Stem was also one of the first behind-the-meter battery providers to raise a pool of financing resources to allow customers cheaper access to its equipment and services. Its financing resources have since grown to $500 million.
All told, this represents more than half a billion dollars aimed at a nascent energy storage market. Other behind-the-meter battery startups have been acquired, as Green Charge Networks was by French energy services giant Engie in 2016. Others have faltered, as with Coda Energy’s failed attempt to pivot from electric cars to energy storage, or electrical equipment distributor Gexpro’s attempt to partner with LG Chem, Ideal Power and Geli to bring a commoditized behind-the-meter battery system to market.
Other startups with significant shares of distributed energy storage include Advanced Microgrid Solutions, which has contracted for more than 100 megawatts of capacity for utilities and customers in California and lined up $200 million in financing from Macquarie Capital. Sunverge is another California startup with megawatts of solar-integrated behind-the-meter systems rolled out in partnership with utilities in California, Arizona, Vermont and Tennessee.

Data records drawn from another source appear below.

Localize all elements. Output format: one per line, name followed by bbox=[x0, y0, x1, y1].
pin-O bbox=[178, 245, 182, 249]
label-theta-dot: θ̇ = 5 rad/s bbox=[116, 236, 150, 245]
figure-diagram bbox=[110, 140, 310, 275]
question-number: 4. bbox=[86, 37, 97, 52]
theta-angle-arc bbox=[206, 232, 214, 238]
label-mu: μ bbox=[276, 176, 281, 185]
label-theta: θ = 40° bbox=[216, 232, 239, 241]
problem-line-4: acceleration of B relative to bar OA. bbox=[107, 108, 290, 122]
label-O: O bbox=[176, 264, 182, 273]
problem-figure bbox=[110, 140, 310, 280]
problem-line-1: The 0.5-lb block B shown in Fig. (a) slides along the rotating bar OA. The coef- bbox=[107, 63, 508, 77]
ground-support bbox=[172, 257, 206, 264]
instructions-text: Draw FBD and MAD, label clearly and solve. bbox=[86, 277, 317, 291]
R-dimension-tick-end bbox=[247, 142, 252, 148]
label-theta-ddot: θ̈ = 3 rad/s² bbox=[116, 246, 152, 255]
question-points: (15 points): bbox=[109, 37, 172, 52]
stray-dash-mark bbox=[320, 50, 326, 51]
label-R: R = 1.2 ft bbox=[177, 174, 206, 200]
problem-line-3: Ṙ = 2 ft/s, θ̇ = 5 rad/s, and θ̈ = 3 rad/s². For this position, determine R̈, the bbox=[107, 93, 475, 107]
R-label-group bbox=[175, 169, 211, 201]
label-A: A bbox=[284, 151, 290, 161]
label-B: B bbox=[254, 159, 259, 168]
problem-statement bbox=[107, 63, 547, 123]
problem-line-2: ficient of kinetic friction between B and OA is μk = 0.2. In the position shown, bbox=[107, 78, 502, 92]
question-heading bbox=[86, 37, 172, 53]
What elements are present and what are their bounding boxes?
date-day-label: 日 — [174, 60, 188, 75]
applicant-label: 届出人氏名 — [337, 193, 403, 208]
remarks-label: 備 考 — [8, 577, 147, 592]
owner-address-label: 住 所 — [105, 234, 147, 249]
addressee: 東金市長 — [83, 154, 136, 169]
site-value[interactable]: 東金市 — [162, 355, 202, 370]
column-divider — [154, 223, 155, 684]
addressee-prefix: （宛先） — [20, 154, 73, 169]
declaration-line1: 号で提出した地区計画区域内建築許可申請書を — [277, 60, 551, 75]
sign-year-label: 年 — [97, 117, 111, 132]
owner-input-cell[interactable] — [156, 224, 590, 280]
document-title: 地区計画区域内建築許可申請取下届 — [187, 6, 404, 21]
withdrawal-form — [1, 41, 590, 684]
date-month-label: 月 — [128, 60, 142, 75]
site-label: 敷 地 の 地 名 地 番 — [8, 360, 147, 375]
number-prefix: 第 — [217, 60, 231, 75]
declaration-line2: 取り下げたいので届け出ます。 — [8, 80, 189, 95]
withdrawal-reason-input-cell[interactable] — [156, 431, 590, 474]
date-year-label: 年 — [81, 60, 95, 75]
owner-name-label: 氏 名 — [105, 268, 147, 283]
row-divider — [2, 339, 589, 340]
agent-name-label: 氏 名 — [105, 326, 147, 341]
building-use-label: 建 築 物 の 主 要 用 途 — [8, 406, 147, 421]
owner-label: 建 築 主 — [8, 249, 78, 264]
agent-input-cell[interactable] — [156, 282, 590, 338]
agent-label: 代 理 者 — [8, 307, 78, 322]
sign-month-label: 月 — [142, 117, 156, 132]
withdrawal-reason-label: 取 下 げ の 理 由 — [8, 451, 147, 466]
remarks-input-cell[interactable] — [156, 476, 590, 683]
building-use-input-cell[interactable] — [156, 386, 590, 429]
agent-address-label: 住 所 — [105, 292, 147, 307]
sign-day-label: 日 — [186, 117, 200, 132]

Amid this highly competitive landscape, “I think you have to be relevant by getting out of a single market or a single country,” Carrington said. “And the way you do that is raising funds and enabling your growth trajectory into those markets.”
This article was amended to note that Stem has more than 1,100 sites currently operational or under construction. The original article stated that there were more than 1,500 sites. Stem also clarified that its financing resources now amount to $500 million, rather than the $350 million originally stated.